Después de todo, como dice una línea recurrente del filme, “los fantasmas son solo una metáfora”. La muerte está presente desde el inicio, en tanto que las “apariciones” son solo mensajeras, signos o señales del destino. El espectáculo refinado y detallista se convierte, entonces, en un abrasivo drama de estilo casi operático, que ya no parte —como en otras películas de Del Toro— de la vivencia infantil. Es más bien una procesión —la de Edith— llena de componentes pasionales y sexuales que hacen de su estancia, en la mansión de Thomas, un infierno tan decadente como suntuoso.
“La cumbre escarlata” es un filme sobre la crueldad, pero también sobre cierto tipo de belleza a la vez exuberante y mórbida. Es cierto que por momentos –sobre todo en la primera mitad–, la batalla de Del Toro no está del todo ganada. La belleza de las imágenes parece reclamar una atención que compite con el interés, a veces no del todo logrado, que puede suscitar la trama que se va tejiendo entre Edith, su padre y los hermanos Sharpe. Sin embargo, Del Toro remonta esas dificultades cuando la película se centra en la enorme mansión de Thomas y Lucille, ubicada en una montaña roja del norte de Inglaterra, en la que la nieve se tiñe de la arcilla escarlata sobre la que se edifica el antiguo recinto.
Guillermo Del Toro es uno de esos cineastas que —como James Wan, por ejemplo, con “El conjuro”—, no obstante conocer al dedillo los clásicos del género, se atreve a subvertir algunas reglas e imprimir un sello personal. Aunque lo que diferencia a Del Toro es su barroquismo, por el lado estético, y su sensibilidad marcadamente fantástica, por el otro. Nada más lejos del realismo. “La cumbre escarlata” nos lleva a un universo maravilloso y encantado de principio a fin, aunque muy psicológico y cruel.

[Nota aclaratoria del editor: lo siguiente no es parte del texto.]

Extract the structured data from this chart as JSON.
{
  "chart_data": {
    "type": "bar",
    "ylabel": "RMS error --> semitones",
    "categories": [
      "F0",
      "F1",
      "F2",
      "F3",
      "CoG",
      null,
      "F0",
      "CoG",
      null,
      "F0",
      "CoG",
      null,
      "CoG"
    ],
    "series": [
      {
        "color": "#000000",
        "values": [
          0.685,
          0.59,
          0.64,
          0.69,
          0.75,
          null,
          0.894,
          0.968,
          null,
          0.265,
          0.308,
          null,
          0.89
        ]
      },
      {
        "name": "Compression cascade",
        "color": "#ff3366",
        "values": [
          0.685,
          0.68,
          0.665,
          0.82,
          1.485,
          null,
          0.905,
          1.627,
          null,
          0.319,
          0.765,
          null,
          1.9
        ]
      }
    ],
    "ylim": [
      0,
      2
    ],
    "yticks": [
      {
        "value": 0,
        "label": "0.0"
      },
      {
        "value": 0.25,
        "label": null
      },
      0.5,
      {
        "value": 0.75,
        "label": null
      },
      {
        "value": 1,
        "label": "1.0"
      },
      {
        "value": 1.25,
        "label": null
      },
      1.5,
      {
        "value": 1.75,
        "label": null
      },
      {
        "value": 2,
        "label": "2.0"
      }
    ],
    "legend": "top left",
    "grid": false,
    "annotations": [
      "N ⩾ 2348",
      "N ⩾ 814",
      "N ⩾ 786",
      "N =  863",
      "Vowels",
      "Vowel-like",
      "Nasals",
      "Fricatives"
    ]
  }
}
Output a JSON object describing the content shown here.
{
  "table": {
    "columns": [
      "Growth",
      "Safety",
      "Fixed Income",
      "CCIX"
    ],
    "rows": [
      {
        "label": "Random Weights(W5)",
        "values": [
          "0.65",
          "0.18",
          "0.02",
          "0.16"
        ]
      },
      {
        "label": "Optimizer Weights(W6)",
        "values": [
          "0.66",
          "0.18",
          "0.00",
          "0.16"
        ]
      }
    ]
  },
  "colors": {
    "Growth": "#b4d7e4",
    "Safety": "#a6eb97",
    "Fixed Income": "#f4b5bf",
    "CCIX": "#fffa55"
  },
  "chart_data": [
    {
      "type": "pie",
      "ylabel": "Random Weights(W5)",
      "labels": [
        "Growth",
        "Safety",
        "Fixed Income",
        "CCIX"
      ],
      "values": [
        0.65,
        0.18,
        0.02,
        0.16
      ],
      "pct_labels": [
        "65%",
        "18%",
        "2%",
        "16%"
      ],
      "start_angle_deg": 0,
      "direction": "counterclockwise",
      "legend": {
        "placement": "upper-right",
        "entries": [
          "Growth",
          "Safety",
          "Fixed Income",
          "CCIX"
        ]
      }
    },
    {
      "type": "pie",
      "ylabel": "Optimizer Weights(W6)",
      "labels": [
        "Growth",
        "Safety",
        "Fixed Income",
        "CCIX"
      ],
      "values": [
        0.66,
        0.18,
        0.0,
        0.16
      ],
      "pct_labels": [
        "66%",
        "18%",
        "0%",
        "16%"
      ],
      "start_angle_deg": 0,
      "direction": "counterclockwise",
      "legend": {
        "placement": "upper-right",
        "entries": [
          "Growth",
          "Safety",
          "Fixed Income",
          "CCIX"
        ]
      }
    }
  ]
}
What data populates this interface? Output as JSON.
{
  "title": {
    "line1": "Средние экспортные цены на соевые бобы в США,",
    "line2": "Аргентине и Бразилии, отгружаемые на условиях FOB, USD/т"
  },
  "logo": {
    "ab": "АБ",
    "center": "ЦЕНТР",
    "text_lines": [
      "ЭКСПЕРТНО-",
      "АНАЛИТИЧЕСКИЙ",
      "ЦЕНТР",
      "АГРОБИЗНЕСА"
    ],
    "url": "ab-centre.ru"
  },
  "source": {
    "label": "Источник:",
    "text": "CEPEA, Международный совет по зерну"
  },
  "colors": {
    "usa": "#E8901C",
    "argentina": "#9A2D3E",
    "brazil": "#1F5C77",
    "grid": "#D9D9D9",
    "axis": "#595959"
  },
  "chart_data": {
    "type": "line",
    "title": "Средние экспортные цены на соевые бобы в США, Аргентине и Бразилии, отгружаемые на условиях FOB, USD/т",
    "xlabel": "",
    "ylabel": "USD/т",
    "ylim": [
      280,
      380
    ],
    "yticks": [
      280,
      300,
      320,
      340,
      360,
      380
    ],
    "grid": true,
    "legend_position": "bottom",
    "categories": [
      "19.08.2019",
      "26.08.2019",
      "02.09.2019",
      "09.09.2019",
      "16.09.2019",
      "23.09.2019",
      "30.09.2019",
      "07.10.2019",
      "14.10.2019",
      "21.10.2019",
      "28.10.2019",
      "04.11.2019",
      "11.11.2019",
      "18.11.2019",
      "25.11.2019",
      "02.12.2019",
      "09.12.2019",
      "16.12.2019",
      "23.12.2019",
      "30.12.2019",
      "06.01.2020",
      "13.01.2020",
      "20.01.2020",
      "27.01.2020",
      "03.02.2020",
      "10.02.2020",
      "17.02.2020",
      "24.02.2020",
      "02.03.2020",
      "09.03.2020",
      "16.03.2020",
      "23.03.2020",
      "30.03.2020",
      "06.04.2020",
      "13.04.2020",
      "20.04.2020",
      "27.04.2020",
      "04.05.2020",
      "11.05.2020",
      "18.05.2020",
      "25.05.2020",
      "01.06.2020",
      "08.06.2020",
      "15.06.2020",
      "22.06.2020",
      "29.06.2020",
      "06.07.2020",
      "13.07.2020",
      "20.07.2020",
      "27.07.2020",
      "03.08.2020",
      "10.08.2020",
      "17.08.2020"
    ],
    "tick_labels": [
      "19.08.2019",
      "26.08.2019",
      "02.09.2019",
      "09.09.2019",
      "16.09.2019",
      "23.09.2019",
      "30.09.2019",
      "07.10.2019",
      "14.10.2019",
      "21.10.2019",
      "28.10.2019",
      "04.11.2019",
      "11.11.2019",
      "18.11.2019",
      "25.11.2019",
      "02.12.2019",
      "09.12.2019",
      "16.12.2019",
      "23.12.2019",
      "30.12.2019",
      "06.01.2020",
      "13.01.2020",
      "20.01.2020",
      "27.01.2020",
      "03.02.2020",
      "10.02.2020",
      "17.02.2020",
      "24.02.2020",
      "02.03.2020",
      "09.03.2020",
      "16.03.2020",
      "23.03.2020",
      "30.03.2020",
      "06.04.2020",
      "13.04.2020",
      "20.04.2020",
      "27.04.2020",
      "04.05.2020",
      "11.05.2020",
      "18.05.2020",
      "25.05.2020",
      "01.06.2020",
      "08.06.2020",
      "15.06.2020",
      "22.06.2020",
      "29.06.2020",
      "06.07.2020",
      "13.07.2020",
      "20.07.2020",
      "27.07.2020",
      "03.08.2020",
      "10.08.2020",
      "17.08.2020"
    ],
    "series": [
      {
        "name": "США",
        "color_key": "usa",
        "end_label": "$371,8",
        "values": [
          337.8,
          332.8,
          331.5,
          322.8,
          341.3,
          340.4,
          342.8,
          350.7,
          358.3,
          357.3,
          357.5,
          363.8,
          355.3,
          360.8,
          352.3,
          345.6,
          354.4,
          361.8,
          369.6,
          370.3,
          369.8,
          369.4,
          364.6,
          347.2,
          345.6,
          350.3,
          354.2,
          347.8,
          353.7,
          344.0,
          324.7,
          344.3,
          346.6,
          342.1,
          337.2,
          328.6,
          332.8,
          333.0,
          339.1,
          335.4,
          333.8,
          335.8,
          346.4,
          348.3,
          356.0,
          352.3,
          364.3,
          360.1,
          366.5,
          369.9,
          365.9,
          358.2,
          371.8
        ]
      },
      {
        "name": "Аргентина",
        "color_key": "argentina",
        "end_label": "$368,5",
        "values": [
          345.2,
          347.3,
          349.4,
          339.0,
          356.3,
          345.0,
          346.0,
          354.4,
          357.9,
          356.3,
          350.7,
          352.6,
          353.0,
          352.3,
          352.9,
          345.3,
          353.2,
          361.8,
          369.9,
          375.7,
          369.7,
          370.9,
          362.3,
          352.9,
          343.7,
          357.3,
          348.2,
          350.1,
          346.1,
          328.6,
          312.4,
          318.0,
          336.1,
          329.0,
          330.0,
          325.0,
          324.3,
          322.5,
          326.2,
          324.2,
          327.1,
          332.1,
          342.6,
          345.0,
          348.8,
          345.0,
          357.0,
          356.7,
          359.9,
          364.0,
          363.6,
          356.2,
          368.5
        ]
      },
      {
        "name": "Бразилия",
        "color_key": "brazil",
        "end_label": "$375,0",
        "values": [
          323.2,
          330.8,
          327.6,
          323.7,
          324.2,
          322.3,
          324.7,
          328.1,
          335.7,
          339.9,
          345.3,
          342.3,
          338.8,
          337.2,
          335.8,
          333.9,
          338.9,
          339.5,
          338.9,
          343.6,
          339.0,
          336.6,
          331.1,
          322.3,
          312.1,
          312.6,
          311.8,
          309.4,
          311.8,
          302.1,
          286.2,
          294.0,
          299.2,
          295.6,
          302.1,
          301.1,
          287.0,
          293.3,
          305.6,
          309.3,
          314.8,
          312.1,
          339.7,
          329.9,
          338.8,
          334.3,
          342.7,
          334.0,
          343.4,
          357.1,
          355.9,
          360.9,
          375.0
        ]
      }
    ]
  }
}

Desde los minutos iniciales, se presenta a la hermosa y sensible Mia enfrascada en sus ilusiones literarias, pero también en un nuevo mundo que es el de la adultez y el de la muerte.
Por último, habría que mencionar el estupendo trabajo que ha colaborado para que este filme sea uno de los más fascinantes del año: un elenco de lujo que permite brillar en toda su dimensión a Mia Wasikowska —no recordábamos una presencia que mezcle esos grados de elegancia, carácter y fragilidad desde la Mia Farrow de “El bebé de Rosemary”—, el vestuario de Kate Hawley, el diseño artístico de Brandt Gordon o la fotografía de Dan Laustsen —que ha logrado algo insólito: hacer un filme gótico ya no desde el blanco y negro expresionista, sino desde un colorido tornasolado donde tanto la melancolía como un desgarrado lirismo conviven en perfecta armonía—.